This is a defining moment in the failure of the British state

I am delighted that the UK Supreme Court has followed the lead of Scotland’s Supreme Court and ruled that Boris Johnson’s shut down of parliament was unlawful.

The effect of the ruling is that Parliament should never have been prorogued in the early hours of the morning of Tuesday 10 September. Therefore, Parliament is technically still sitting – it could resume immediately and get on with the job of holding this minority Tory Government to account.

The Scottish constitutional tradition, dating back to the Declaration of Arbroath and the Claim of Right, is that neither the Monarch nor the Government is above the law. This is in line with the modern principles of Constitutional democracy and I am glad that the UK Supreme Court agrees.

Under English constitutional law, Parliament is supreme and throughout the Brexit referendum, the Leave side claimed to champion the sovereignty of the British Parliament.

The decision of Boris Johnson to prorogue Parliament like this flies in the face of such claims and has further exposed the hypocrisy of the leave campaign.

Some will no doubt persist in the fallacy that by making this ruling the UK Supreme Court has strayed into the field of politics. In the Scottish court, Lord Drummond Young had the perfect riposte to this nonsense when he said: “The courts cannot subject the actings of the executive to political scrutiny, but they can and should ensure that the body charged with performing that task, Parliament, is able to do so.”

The UK Supreme Court has made the ruling necessary to restore democracy and the rule of law. Now politicians must make sure that ruling is respected.

While Parliament was suspended the Prime Minister went ahead with webcast videos under the title “The People’s PMQs”, putting himself up for pre-selected and screened questions through social media rather than facing direct questioning in Parliament.

He has sought to silence scrutiny by elected representatives in the chamber of the House of Commons, across select committees and all the other forms of scrutiny of the Westminster parliamentary system. He was, in effect, parodying, and so subverting, the true principle of his accountability to Parliament under Britain’s uncodified constitution.

In the meantime, his government refused to obey the will of Parliament that the private messages of certain Government officials concerning the reasons for the prorogation be put in the public domain and sidestepped difficult questions over Operation Yellowhammer.

Away from Brexit, Liz Truss broke the law on arms sales to Saudi Arabia without any consequences.

MPs must now return so we can scrutinise what this Government is up to and if necessary, hold the Prime Minister and his ministers in contempt of Parliament. I along with my colleagues across Parliament will be tabling Urgent Questions to try to force Ministers to come to the despatch box to answer.

Boris Johnson’s behaviour is wholly lacking in integrity. It is pretty clear he lied to MPs about the reasons for the prorogation and misled the Queen. He was forced to give documents to the Scottish court, which showed disdain for parliamentary democracy and a desire to lay a false trail as to the real reasons for the prorogation.

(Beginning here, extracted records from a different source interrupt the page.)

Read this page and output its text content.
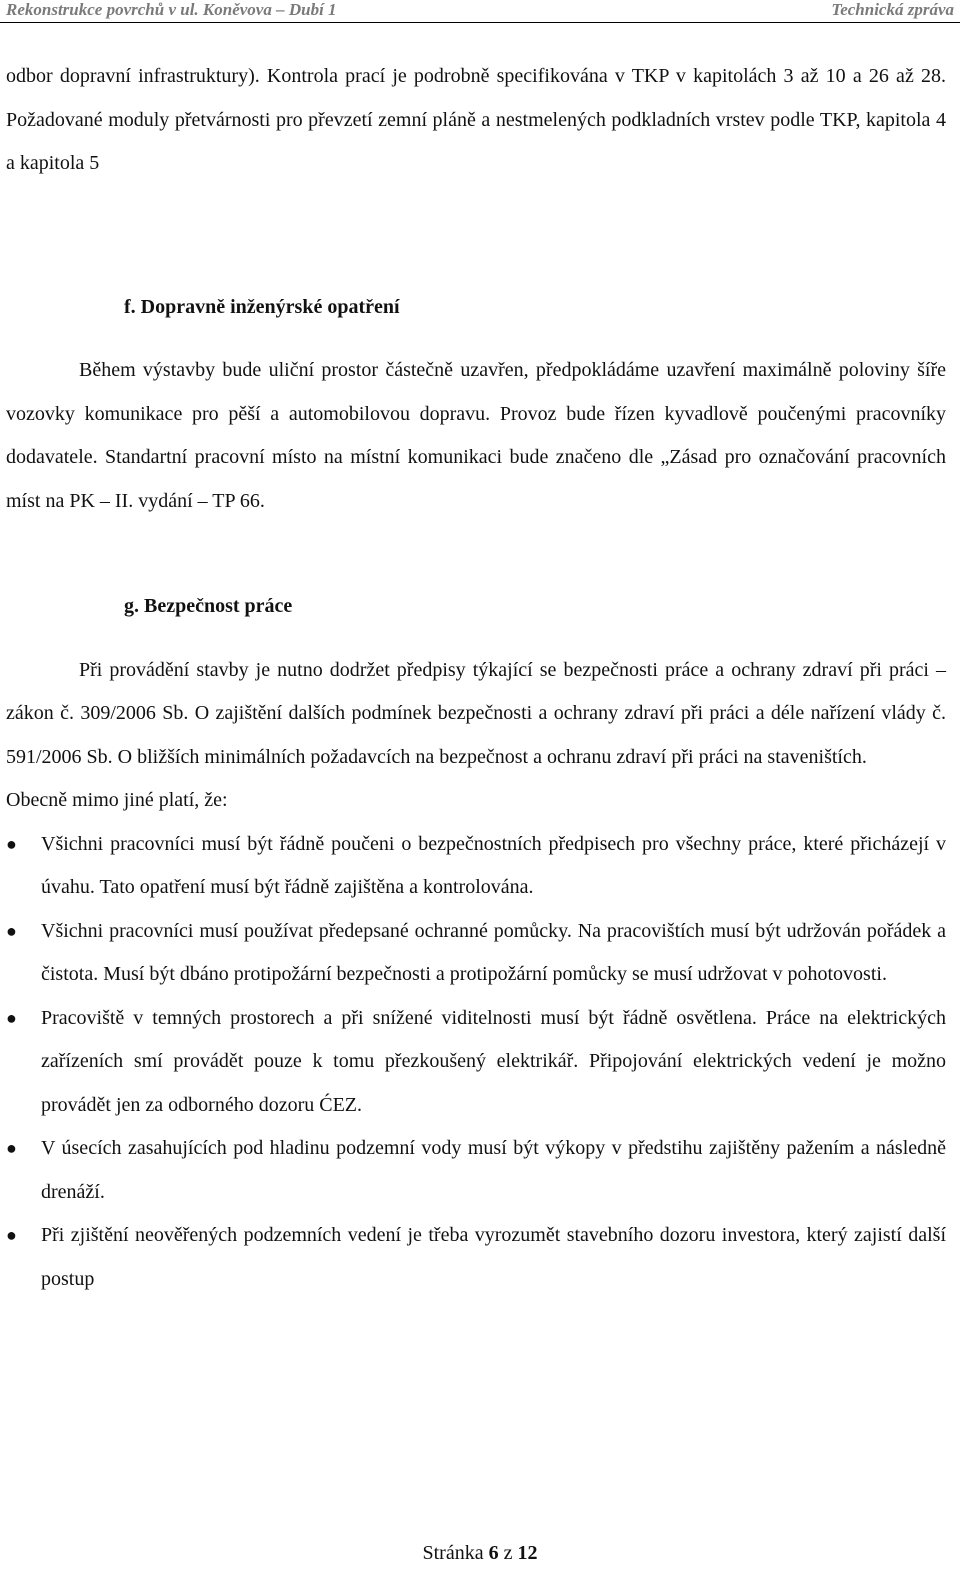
Rekonstrukce povrchů v ul. Koněvova – Dubí 1	Technická zpráva

odbor dopravní infrastruktury). Kontrola prací je podrobně specifikována v TKP v kapitolách 3 až 10 a 26 až 28. Požadované moduly přetvárnosti pro převzetí zemní pláně a nestmelených podkladních vrstev podle TKP, kapitola 4 a kapitola 5

f. Dopravně inženýrské opatření

Během výstavby bude uliční prostor částečně uzavřen, předpokládáme uzavření maximálně poloviny šíře vozovky komunikace pro pěší a automobilovou dopravu. Provoz bude řízen kyvadlově poučenými pracovníky dodavatele. Standartní pracovní místo na místní komunikaci bude značeno dle „Zásad pro označování pracovních míst na PK – II. vydání – TP 66.

g. Bezpečnost práce

Při provádění stavby je nutno dodržet předpisy týkající se bezpečnosti práce a ochrany zdraví při práci – zákon č. 309/2006 Sb. O zajištění dalších podmínek bezpečnosti a ochrany zdraví při práci a déle nařízení vlády č. 591/2006 Sb. O bližších minimálních požadavcích na bezpečnost a ochranu zdraví při práci na staveništích.

Obecně mimo jiné platí, že:

● Všichni pracovníci musí být řádně poučeni o bezpečnostních předpisech pro všechny práce, které přicházejí v úvahu. Tato opatření musí být řádně zajištěna a kontrolována.
● Všichni pracovníci musí používat předepsané ochranné pomůcky. Na pracovištích musí být udržován pořádek a čistota. Musí být dbáno protipožární bezpečnosti a protipožární pomůcky se musí udržovat v pohotovosti.
● Pracoviště v temných prostorech a při snížené viditelnosti musí být řádně osvětlena. Práce na elektrických zařízeních smí provádět pouze k tomu přezkoušený elektrikář. Připojování elektrických vedení je možno provádět jen za odborného dozoru ĆEZ.
● V úsecích zasahujících pod hladinu podzemní vody musí být výkopy v předstihu zajištěny pažením a následně drenáží.
● Při zjištění neověřených podzemních vedení je třeba vyrozumět stavebního dozoru investora, který zajistí další postup
Stránka 6 z 12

No doubt that is why he refused to swear a written statement on oath in support of his position and why no other minister was prepared to do so either. It also explains the Government’s refusal to release the further documentation ordered by Parliament as it would probably give the game away completely.

The true dominant purpose of prorogation was, as Scotland’s Supreme Court judges correctly observed, to stymie parliamentary scrutiny of the executive regarding Brexit.

In normal times, any Prime Minister guilty of such conduct would have resigned immediately, but we are not in normal times.

I suspect that he will keep going and it’s clear that he will consider trying to prorogue Parliament again. His behaviour is more like a dictator than the leader of a democracy.

This whole sorry mess has been a defining moment in the failure of the British state.

Scotland deserves better than this and it is now clearer to more and more of our fellow citizens than ever that the only way to protect Scotland’s economic, social and cultural interests and our constitutional tradition is to become an independent state with a written constitution, ensuring the sort of checks and balances that would prevent executive abuse of power.